Case Presentation: A 68-year-old man presented with one week of weakness and fatigue. The patient had presented to the emergency department (ED) one week earlier with persistent bleeding from the left ear after a fall on a bus. At that visit, a recent history of easy bruising and persistent bleeding from minor injuries was noted. Physical examination showed left arm ecchymosis and left auricular hematoma with active oozing. Laboratory values showed an aPTT of 52.5 (reference range 25.4-34.9s), and hemoglobin of 12.3 (from the patient’s baseline of 14). The patient’s ear laceration was repaired, and he was discharged. The patient presented on current admission with progressive light-headedness, fatigue, and weakness. He was found to have a blood pressure of 65/49, heart rate of 120, hemoglobin of 8.7, and an aPTT of 84.3. He denied anticoagulant use. He reported an extensive surgical history without bleeding complications. Physical examination in the ED was significant for oozing of blood from the left helix, a large subungual hematoma, and significant swelling and ecchymosis of the left ankle. Guaiac-negative brown stool was noted by ED staff, but an examination of the back was not documented. More complete physical examination, including examination of the patient’s back and buttocks and rectal examination, was deferred due to difficulty of examining the patient in the busy ED. The next morning, laboratory data showed hemoglobin of 6.9 and aPTT of 80.4. The patient was thoroughly examined on team rounds with his gown removed, revealing ecchymosis spanning the patient’s back, buttocks, and posterior thighs. An urgent abdominal CT angiogram showed a large left-sided retroperitoneal hematoma. Hematology was consulted, and further workup revealed the presence of an acquired Factor VIII inhibitor. Factor Eight Inhibitor Bypass Activity (FEIBA) was initiated. The patient’s hemoglobin stabilized, and he was discharged with hematology follow up for management of his acquired factor VIII deficiency.

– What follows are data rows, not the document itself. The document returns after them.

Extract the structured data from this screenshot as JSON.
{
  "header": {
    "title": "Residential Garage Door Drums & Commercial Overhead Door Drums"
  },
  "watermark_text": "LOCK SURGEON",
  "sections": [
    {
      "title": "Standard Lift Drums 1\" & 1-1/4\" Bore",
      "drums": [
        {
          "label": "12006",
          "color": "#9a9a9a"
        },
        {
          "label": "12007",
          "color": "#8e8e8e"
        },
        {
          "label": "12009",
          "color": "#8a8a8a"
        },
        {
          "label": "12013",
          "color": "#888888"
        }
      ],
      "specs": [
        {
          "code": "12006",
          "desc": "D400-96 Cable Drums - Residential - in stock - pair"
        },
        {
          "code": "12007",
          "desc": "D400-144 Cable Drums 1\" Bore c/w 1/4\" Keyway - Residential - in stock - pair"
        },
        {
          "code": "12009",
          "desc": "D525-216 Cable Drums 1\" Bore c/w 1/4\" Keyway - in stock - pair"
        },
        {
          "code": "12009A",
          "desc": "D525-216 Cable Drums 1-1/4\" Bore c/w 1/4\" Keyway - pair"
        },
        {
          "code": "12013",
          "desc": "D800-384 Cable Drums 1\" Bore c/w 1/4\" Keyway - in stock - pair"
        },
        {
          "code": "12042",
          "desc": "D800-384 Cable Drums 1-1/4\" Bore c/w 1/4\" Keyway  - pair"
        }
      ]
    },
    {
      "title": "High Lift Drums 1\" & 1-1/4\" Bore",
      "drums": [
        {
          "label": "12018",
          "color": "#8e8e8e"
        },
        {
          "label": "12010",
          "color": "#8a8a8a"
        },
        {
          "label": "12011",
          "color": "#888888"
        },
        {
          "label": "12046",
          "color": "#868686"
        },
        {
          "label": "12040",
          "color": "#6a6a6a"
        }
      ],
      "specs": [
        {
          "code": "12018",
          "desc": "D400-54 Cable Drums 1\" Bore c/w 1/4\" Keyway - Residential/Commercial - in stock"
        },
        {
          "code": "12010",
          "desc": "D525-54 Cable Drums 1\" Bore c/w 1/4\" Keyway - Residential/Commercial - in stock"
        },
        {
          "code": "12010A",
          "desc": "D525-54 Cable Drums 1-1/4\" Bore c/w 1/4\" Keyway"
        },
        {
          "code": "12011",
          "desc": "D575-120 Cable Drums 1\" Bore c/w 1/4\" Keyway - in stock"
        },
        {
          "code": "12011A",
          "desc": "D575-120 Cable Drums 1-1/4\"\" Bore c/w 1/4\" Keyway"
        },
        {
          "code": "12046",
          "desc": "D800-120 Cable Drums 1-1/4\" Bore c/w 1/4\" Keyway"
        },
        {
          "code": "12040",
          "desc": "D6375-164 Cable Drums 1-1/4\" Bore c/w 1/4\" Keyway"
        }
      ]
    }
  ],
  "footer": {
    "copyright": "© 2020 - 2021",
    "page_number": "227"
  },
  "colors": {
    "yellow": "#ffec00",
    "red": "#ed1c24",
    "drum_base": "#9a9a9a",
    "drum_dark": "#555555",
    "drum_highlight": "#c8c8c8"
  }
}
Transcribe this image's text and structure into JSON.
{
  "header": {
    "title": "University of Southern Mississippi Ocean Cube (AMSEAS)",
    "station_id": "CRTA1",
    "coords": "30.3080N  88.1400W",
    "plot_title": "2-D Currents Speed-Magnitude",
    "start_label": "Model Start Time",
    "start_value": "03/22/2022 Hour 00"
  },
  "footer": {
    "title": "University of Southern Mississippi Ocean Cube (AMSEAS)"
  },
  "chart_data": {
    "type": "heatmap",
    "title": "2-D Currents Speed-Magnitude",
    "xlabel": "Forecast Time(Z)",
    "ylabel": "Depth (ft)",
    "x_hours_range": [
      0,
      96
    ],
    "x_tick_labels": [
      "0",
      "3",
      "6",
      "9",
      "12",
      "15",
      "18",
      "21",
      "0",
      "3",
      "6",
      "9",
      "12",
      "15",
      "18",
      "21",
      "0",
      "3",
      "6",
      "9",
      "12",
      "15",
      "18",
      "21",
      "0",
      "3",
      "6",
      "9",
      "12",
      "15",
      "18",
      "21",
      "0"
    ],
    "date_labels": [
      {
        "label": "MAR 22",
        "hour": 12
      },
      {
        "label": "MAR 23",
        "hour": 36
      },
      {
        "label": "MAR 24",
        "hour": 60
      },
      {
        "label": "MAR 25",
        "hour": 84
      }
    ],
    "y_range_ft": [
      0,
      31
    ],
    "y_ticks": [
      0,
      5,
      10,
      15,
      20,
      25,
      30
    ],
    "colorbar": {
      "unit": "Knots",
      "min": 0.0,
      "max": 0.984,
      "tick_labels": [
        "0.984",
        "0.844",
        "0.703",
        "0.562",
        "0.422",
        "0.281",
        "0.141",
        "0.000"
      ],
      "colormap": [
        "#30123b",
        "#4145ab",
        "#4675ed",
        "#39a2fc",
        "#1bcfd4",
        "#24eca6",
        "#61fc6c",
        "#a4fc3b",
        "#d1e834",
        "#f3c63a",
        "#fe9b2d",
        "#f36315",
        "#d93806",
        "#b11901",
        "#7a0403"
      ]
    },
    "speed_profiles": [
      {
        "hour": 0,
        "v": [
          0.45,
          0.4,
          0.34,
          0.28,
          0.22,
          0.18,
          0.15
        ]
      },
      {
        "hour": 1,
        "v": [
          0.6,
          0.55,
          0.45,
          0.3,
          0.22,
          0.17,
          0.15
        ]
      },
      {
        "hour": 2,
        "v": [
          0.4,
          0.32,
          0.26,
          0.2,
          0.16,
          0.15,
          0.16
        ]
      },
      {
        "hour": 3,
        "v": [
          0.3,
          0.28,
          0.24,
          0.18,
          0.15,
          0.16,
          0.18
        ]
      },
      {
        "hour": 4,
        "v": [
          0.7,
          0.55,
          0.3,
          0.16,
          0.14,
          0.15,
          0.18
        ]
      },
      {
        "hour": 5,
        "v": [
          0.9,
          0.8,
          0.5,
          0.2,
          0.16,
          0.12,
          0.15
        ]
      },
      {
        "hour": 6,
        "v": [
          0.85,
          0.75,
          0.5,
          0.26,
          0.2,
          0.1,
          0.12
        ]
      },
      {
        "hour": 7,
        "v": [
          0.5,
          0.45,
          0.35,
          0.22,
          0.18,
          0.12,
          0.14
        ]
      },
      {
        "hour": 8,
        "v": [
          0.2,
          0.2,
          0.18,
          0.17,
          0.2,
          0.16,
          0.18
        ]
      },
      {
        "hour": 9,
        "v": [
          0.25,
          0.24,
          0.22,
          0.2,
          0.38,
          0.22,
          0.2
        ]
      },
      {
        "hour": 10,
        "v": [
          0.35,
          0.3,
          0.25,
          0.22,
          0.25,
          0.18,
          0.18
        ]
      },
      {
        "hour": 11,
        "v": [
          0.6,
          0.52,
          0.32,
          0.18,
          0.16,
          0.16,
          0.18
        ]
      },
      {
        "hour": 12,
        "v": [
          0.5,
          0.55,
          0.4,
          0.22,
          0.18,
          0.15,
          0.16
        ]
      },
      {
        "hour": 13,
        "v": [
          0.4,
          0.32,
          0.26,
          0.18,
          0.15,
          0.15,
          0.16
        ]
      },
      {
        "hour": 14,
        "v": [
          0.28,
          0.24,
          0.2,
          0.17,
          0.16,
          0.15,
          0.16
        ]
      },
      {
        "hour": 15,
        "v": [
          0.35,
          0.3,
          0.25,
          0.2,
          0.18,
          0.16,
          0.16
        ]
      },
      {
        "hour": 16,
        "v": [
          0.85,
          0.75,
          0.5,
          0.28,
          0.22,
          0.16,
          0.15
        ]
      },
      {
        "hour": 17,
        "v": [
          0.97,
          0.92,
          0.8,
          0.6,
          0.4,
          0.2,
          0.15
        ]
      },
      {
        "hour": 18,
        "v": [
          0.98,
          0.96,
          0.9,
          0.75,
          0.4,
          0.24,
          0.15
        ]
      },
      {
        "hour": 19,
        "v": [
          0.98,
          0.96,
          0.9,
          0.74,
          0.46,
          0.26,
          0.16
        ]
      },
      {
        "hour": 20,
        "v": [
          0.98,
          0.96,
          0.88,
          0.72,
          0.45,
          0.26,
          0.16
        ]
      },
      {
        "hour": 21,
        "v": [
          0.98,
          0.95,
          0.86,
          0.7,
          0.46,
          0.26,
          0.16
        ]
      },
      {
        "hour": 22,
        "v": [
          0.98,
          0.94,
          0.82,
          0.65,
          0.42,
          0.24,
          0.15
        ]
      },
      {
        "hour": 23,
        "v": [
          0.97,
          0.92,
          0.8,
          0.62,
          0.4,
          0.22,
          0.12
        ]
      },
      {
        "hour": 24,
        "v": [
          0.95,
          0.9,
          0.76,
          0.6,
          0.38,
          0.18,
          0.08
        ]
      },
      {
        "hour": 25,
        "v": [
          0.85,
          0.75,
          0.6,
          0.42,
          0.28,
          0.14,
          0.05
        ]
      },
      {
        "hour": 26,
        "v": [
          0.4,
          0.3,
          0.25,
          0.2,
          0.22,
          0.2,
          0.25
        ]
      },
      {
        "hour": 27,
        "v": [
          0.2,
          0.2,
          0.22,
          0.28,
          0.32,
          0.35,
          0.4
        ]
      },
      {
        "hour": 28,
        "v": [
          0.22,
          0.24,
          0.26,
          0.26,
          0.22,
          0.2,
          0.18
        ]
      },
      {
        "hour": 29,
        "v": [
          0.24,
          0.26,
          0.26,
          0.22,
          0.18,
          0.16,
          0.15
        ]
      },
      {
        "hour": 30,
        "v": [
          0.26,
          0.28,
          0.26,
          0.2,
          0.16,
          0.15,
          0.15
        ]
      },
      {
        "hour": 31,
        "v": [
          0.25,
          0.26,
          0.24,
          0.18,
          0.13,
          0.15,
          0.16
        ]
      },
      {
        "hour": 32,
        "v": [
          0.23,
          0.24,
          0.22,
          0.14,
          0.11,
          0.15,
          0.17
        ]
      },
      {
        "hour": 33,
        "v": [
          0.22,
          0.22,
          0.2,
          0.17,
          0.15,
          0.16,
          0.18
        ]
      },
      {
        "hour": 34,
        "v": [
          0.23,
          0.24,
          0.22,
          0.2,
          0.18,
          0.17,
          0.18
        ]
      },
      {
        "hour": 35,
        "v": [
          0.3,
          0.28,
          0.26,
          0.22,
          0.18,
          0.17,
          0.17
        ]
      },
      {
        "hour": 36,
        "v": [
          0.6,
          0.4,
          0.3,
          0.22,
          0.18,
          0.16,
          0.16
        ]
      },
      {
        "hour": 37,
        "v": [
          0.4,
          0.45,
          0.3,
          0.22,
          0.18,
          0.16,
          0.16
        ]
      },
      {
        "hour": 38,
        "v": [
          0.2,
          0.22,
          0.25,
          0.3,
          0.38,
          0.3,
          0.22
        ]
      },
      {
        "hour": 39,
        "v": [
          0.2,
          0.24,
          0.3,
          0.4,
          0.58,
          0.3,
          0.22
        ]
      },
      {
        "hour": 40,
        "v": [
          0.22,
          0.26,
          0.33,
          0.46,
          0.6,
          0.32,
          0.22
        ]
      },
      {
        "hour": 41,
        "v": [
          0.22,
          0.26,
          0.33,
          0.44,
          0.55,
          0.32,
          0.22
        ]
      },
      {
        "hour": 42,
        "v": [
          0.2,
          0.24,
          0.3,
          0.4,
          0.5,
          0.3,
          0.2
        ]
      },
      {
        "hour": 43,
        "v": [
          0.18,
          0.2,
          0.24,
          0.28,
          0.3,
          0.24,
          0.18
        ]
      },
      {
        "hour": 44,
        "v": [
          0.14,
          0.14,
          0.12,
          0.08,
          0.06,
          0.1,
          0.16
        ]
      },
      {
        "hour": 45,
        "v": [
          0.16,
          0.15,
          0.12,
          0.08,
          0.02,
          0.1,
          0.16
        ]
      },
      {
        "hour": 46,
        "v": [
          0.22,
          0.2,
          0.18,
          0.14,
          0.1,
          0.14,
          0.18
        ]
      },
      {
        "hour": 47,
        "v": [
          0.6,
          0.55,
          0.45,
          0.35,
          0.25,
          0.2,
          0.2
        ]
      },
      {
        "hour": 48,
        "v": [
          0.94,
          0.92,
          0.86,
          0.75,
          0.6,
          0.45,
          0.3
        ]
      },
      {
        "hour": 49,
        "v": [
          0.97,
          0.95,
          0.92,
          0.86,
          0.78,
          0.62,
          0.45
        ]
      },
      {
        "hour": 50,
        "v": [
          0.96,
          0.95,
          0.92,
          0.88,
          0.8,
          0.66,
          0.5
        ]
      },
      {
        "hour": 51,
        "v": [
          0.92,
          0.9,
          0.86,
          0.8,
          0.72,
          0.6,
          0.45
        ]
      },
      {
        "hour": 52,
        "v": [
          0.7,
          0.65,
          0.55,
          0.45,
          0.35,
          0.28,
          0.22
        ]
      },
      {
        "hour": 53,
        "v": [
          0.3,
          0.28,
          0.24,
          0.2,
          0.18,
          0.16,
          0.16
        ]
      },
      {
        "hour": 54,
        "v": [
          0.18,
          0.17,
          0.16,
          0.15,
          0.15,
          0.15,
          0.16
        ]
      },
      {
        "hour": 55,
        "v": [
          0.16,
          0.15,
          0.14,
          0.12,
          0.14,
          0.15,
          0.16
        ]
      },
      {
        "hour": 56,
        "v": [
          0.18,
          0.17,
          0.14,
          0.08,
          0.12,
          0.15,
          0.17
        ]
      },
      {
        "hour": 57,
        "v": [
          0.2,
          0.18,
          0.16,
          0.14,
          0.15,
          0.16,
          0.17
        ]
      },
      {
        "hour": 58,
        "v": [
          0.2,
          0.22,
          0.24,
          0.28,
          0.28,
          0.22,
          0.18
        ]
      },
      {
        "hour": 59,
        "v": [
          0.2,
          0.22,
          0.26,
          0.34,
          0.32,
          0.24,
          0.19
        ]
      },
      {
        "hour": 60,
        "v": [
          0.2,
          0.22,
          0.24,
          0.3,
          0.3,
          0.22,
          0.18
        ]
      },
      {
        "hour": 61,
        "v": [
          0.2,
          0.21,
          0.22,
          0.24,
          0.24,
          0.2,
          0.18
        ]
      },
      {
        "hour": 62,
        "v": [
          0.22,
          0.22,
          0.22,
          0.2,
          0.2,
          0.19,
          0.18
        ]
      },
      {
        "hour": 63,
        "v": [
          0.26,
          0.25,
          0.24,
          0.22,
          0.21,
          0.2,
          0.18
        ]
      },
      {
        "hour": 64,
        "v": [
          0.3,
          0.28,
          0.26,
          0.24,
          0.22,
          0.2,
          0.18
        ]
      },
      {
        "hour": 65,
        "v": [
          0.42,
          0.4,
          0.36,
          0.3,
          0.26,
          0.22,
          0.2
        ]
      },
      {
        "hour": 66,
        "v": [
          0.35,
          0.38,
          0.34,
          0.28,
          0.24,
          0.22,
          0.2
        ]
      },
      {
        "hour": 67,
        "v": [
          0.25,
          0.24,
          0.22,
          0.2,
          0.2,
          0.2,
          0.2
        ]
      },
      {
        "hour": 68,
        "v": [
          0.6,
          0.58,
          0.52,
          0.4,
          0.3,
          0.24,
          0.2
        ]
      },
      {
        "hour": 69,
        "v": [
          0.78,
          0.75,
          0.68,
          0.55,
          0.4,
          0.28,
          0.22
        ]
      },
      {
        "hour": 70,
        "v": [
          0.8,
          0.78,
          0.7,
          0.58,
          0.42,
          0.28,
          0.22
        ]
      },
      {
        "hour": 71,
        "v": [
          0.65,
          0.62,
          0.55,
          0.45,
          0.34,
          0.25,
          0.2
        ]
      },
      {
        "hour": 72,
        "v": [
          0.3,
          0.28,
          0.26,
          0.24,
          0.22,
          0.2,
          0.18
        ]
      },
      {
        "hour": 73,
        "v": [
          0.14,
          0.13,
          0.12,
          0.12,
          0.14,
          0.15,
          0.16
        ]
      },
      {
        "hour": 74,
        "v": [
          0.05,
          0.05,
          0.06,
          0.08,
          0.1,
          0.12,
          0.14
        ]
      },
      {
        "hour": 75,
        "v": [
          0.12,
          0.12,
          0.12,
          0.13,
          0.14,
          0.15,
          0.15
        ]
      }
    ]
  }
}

Discussion: Patients admitted to the hospital are often first seen and examined in the ED. Admission physical examination in the ED is often limited due to barriers such as background noise, lack of privacy, and limited space. A frontal exam is usually the most convenient approach, and further comprehensive skin examination may be deferred. In this case, evaluation for significant hemorrhage in the setting of recent trauma, coagulopathy, and acute anemia warranted a thorough physical examination for sources of bleeding. Our initial examination missed his extensive flank and lower extremity ecchymosis, which pointed to an underlying source of bleeding. This case highlights the potential of limited exams to lead to delayed diagnosis and adverse patient outcomes.
Conclusions: A thorough and appropriately-focused physical examination is the crucial first step in the evaluation of every patient presenting to the hospital, despite any existing environmental barriers.